Dicha edición contiene una valiosa introducción de don Carlos Meléndez -curiosamente, yo había consultado su biblioteca también-, en la que confirma que el ejemplar de don Luis está en la Biblioteca del Congreso, y que fue a partir de fotocopias obtenidas por él allá que se pudo editar la versión facsimilar.

Él señala que allá también está el libro original, que data del 8 de febrero de 1823, y no de 1833, como se consigna en la portada de la edición local. Pensé que esta incongruencia obedecía a un lapsus digitus del linotipista, pero el supuesto yerro aparece dos veces. Don Carlos hipotetiza que este cambio de fecha se hizo adrede, para que la información no pareciera tan vieja. Curioso, pues en aquella época la experimentación agrícola era muy lenta, a diferencia del vertiginoso ritmo de generación de información científica y tecnológica de hoy, cuando un decenio de retraso en la calidad de dicha información sí pesaría mucho. Pero, en fin..., así lo hicieron.

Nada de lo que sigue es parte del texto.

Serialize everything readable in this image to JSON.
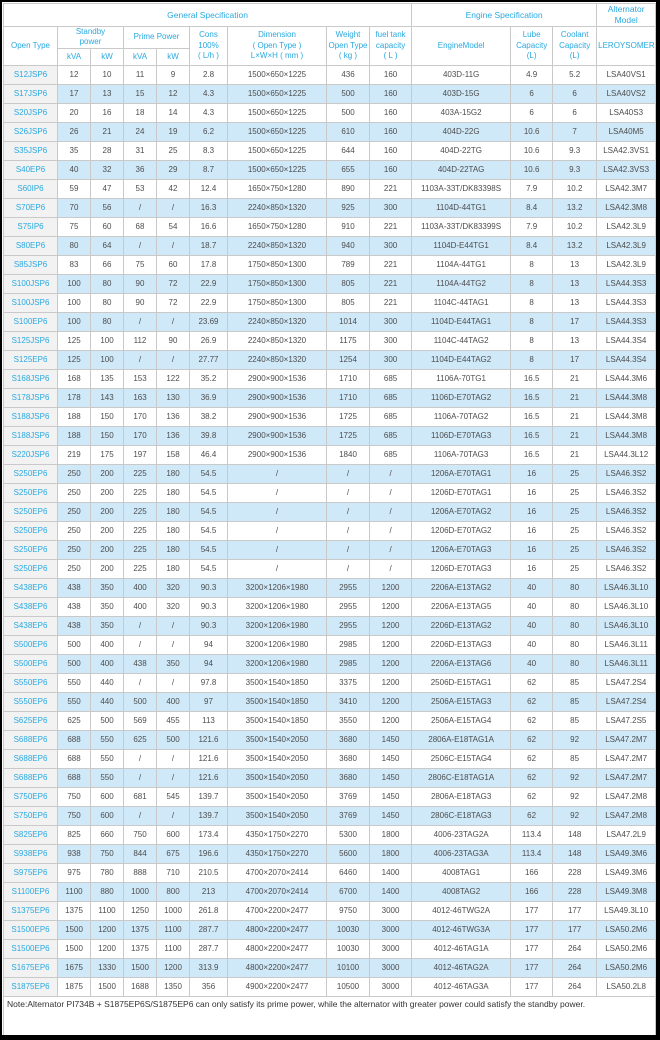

En todo caso, lo importante es el destacado papel que dicho librito -o, más bien, folleto- debe haber jugado en nuestra incipiente producción cafetalera, ayuna de información entonces.

En una linda introducción, rebosante de calidez humana y humildad, ese ex-oficial del ejército francés y experimentador agrícola que fue don Alejandro Dumont -quien llegara a Cuba en 1804 y muriera en Matanzas en 1837-, indica que escribió sus consejos de manera sencilla, en un lenguaje apto para todo agricultor (“hasta los más rudos e inexpertos zagales”); por cierto, ahí él habla de publicar sendos libros sobre el algodón y el añil -dependiendo del éxito con el del café-, pero más bien lo hizo sobre caña de azúcar, en 1832, y se dice que trabajó en piña, también.

Entre sus apreciaciones, me gustó mucho su aserto de que “jamás he aspirado a otra gloria que a la de ser útil”. Pero, si como asevera don Luis Dobles, ese librito fue tan determinante para alcanzar el auge económico que nuestro país logró en aquellos años, convirtiéndose de hecho en una especie de “biblia” cafetalera, no hay duda de que Dumont -aún sin saberlo- logró alcanzar la gloria.

Y, si nadie se lo dijo entonces, hoy que redescubrimos sus meritorios aportes, como costarricenses le testimoniamos nuestra profunda gratitud y honramos así su noble memoria.